Dieses Kind wurde Zuhause misshandelt und jetzt, wo sie die Eltern in die Enge getrieben hatte, da drehten sie den Spieß um und beschuldigten sie. Genauso war es und sie hatte es nicht bemerkt. Wie konnte sie das übersehen haben, das arme Kind.

Anna beteuerte ihre Unschuld und natürlich wurde sie von einem Anwalt vertreten. Es folgte ein schmutziger Prozess, der in der Öffentlichkeit ausgetragen wurde, sie wurde als Hexe betitelt, die Kinder misshandelt. Sie die Hexe, wurde nach langen Monate endlich frei gesprochen, aber was nützte es? Anna konnte sich nirgendwo mehr blicken lassen. Jeder hatte sie als Hexe abgestempelt und alle meinten, es könnte etwa wahres an der Geschichte sein. Sie fand keine Arbeit mehr, und alle mieden sie. Anna wurde wütend. Immer wütender und sie wusste nicht mehr wohin sie sollte. Sie fing an, alle Menschen zu hassen und auch die Kinder. 

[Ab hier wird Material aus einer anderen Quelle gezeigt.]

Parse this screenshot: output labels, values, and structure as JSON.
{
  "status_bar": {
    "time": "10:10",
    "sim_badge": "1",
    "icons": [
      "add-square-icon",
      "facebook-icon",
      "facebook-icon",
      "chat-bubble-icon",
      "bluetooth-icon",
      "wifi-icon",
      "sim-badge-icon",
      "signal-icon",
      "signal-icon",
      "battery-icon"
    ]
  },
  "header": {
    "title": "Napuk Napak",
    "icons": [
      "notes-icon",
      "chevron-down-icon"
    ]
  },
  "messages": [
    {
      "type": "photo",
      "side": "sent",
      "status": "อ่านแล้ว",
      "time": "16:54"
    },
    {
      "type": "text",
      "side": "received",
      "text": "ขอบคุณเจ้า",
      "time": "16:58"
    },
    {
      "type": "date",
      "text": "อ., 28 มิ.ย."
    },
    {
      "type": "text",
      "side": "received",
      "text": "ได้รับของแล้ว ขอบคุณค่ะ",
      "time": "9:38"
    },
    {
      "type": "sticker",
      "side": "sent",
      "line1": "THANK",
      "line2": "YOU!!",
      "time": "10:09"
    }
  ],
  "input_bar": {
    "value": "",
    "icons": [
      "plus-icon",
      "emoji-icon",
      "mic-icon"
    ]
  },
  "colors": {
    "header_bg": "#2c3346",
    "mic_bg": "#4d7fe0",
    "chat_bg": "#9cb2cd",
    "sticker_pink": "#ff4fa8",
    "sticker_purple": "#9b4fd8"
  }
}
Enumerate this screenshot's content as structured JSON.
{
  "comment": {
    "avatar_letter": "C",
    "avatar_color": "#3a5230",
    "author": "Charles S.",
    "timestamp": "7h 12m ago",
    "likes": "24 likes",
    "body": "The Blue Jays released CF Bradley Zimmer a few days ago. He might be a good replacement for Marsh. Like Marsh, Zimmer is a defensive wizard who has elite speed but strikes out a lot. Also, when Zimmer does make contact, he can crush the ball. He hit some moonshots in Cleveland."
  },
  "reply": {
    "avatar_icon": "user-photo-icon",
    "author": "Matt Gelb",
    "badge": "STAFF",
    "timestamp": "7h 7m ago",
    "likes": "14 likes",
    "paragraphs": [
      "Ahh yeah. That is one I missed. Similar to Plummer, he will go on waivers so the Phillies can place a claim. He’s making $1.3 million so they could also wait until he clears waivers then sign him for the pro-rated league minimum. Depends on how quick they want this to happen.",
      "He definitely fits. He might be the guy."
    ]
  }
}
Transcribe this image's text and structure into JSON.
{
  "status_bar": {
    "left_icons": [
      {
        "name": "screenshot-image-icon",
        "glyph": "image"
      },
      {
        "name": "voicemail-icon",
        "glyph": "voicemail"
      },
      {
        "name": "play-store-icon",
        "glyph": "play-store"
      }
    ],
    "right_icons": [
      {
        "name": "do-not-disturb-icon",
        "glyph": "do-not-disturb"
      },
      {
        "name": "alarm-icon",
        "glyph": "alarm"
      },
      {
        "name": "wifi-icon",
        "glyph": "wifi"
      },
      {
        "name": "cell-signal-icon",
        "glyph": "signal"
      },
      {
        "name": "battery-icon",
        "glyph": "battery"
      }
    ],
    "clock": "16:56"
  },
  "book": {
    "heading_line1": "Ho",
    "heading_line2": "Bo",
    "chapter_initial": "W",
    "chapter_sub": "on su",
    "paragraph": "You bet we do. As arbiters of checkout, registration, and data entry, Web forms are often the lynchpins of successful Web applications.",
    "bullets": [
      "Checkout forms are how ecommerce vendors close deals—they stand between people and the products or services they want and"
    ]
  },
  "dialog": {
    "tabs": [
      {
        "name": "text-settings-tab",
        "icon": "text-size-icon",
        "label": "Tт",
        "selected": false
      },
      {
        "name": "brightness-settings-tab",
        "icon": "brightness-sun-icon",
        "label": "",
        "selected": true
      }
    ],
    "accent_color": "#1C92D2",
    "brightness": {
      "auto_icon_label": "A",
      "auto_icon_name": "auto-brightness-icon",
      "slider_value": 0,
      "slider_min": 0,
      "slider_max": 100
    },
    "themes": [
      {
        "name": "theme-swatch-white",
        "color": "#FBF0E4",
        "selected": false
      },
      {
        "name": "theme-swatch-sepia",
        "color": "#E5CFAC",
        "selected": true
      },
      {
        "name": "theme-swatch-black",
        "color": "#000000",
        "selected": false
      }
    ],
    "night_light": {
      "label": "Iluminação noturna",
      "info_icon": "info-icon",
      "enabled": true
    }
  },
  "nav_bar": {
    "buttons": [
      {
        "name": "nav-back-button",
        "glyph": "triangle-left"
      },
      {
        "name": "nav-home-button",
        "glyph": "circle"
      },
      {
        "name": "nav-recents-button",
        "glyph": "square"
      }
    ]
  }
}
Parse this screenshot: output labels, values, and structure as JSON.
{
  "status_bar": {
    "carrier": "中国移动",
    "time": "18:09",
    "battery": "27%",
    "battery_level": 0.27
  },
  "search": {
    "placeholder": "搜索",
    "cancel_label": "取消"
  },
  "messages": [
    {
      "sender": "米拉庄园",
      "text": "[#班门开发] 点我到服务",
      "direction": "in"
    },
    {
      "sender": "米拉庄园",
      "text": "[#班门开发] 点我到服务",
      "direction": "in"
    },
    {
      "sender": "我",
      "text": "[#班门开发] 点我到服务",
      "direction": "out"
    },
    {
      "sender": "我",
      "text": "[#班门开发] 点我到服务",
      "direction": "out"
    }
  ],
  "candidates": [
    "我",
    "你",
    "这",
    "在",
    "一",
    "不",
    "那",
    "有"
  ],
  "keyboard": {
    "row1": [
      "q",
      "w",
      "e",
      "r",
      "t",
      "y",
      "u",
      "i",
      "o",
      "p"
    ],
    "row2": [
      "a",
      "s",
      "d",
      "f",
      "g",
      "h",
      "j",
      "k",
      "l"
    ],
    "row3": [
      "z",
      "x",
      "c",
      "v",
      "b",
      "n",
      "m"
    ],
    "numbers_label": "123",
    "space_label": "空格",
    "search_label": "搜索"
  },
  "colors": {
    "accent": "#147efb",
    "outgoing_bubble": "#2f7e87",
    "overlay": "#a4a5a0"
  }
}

„Durch diese Geschöpfte wurde mein Leben zerstört. Jetzt zerstöre ich euer Leben. Wartet ab, wenn ich euch zu packen bekomme, dann ist es aus und vorbei. „

Anna zog in ein kleines abgelegenes Häuschen tief im Wald, abgeschieden von den Menschen, die ihr so viel Leid zugefügt hatten. Und hier würde sie nur auf ihre Opfer warten. Sie würde sie braten und dann essen und dann ging es ihr gut. Ja genau, so würde sie es machen. 

 

Anna lebt viele Jahre in ihrem kleinen Häuschen. Immer wieder fielen ihr Menschen zum Opfer, die auf sie herein fielen, bis auf zwei Geschwister. Die beiden hielten zusammen, sie nutzten ihre Schwäche aus. Anna war mit der Zeit im dunklen Wald fast blind geworden, und so konnte sie getäuscht werden. Schließlich landete Anna im Ofen statt Hänsel und somit hat die Geschichte ein Ende. 

Die Moral von der Geschichte: 

Nicht jeder ist von Natur aus böse, kann aber böse werden.

Behaltet das Gute in euch, denn das Gute bleibt bestehen und das Böse wird vergehen.